Qwen3-Omni fine-tuning Verified validation-aware diagnostic held-out pilot; quality target not met docs/data/omni_finetune_verified_result.json, results/omni_finetune/verified_public/, scripts/omni/package_verified_omni_result.py, scripts/omni/audit_verified_omni_package.py The selected 96/16/16 episode split produced a validation-aware public-safe held-out package with 3,808 exported windows, 512 validation windows, and 448 test predictions.

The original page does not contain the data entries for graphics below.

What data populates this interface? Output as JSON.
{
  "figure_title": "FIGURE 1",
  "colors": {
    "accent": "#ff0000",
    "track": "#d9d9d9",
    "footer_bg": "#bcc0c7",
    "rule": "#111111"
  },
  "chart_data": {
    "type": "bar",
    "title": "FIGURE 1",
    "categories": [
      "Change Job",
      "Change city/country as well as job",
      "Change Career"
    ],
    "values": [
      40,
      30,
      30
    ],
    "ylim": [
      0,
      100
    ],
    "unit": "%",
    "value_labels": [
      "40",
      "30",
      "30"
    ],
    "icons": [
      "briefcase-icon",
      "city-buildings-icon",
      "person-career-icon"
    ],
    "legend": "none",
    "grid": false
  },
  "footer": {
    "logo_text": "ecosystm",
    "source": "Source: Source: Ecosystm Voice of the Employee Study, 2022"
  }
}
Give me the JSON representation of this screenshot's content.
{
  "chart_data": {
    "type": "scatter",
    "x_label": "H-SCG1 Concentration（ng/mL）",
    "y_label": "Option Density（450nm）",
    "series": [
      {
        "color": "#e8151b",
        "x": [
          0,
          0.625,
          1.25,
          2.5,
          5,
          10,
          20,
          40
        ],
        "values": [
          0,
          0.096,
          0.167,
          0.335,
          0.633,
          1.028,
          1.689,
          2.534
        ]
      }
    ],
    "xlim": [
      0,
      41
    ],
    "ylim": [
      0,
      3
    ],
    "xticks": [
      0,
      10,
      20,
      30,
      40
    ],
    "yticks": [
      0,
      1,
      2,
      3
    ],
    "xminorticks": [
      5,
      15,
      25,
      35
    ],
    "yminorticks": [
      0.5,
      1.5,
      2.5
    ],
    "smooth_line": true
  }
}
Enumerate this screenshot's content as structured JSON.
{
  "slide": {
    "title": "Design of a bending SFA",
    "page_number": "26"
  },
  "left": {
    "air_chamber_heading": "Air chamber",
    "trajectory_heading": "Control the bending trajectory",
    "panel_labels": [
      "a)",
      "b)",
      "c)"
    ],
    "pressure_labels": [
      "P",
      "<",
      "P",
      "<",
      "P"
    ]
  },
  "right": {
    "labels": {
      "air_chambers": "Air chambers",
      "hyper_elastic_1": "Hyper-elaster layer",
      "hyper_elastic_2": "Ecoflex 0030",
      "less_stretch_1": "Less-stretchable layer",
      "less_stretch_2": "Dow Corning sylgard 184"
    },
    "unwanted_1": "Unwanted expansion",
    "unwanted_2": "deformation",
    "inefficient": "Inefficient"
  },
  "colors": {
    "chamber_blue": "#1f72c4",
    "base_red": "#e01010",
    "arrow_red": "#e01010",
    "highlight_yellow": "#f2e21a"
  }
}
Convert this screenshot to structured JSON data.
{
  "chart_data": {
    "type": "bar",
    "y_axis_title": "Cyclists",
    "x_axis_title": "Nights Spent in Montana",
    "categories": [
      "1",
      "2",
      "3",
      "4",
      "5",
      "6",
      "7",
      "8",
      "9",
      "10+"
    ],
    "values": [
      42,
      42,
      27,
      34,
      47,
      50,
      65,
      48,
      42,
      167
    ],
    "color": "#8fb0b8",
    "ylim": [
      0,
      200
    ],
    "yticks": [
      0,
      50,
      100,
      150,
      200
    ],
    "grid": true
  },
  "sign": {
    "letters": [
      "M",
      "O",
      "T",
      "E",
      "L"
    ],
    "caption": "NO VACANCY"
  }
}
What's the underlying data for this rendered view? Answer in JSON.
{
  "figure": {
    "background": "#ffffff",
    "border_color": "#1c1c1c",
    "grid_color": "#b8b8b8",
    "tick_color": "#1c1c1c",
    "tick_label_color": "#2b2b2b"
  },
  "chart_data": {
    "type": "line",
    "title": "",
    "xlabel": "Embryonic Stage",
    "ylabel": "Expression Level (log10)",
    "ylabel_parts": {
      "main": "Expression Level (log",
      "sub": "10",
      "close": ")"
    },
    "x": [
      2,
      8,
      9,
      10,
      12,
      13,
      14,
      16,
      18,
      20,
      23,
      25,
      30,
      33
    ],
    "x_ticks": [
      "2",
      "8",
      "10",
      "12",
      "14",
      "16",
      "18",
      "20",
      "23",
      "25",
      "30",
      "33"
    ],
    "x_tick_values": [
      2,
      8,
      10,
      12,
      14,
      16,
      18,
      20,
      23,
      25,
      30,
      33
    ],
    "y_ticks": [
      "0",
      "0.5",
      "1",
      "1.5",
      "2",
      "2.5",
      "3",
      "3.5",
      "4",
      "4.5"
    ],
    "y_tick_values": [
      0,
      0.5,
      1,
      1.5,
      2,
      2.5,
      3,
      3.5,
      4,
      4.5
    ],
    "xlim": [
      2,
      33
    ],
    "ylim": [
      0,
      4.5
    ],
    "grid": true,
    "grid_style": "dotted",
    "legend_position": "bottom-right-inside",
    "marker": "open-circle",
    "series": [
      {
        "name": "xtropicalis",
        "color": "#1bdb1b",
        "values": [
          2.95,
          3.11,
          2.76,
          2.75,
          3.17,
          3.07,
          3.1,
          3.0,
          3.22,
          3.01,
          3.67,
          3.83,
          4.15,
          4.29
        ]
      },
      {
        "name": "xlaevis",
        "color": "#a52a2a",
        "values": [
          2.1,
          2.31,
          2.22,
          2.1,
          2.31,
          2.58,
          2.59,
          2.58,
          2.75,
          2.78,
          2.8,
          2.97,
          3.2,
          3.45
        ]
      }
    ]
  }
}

JSON validity is 87.50%, below the 98% target, so the result is a diagnostic baseline and the next pass should focus on structured-output improvements and error analysis.
Raw Xperience-10M redistribution Not included DATA_NOTICE.md, docs/data/publication_audit.json Raw MP4, HDF5, RRD files, private gated data, and full Qwen weights are intentionally excluded.

Fast Research Route

  1. Read this status file to establish the current project scope.
  2. Open the visual dashboard for the fastest overview of data, tasks, directions, and scale-up status.
  3. Inspect RESEARCH_TAKEAWAYS.md and docs/data/research_takeaways.json for the generated result interpretation.
  4. Inspect RESEARCH_ROADMAP.md and docs/data/research_roadmap.json for the path from public-sample task work to multi-episode modeling.
  5. Inspect FOUNDATION_MODEL_PLAN.md and docs/data/foundation_model_plan.json before choosing a backbone branch.
  6. Inspect XPERIENCE_EMBODIED_FOUNDATION_MODEL_PRETRAINING.md for the long-term full-corpus pretraining goal.
  7. Inspect docs/data/summary_metrics.json and results/episode_task_suite/neural_mlp/ to check the 12-task outputs.
  8. Inspect results/audio_ablation/AUDIO_ABLATION_SUMMARY.md before judging whether audio helps the current task suite.
  9. Inspect EVALUATION_PROTOCOL.md before judging task metrics or leakage controls.
  10. Inspect XPERIENCE10M_DATASET_CARD_ALIGNMENT.md only if you need the detailed upstream dataset-card context.
  11. Inspect docs/data/omni_finetune_verified_result.json before judging the Qwen3-Omni diagnostic pilot.

Current Reading Notes

  • Cross-episode generalization is a later multi-episode evaluation target; the current results use one public sample episode.
  • Public-facing fine-tuning results should come from the verified result package, not from live process logs or setup-only artifacts.
  • The first Qwen3-Omni held-out package verifies the pipeline, not strong model quality: JSON validity is 87.50%, action macro-F1 is 0.0027, and subtask accuracy is 0.0067.
  • The current reconstruction task reconstructs feature vectors, not pixel depth, meshes, NeRF outputs, or Gaussian splats.
  • Audio is part of the current 8,546-dimensional baseline feature vector.
  • Audio contribution is evaluated across all 12 task contracts in results/audio_ablation/.
  • Foundation-model selection is now explicit: Qwen3-Omni is the immediate trainable pilot, Cosmos 3 is the first world-model branch, and policy models such as OpenVLA/openpi/GR00T wait for action-target conversion.
  • The Xperience Embodied Foundation Model is a future native-pretraining goal, not a completed model or current benchmark.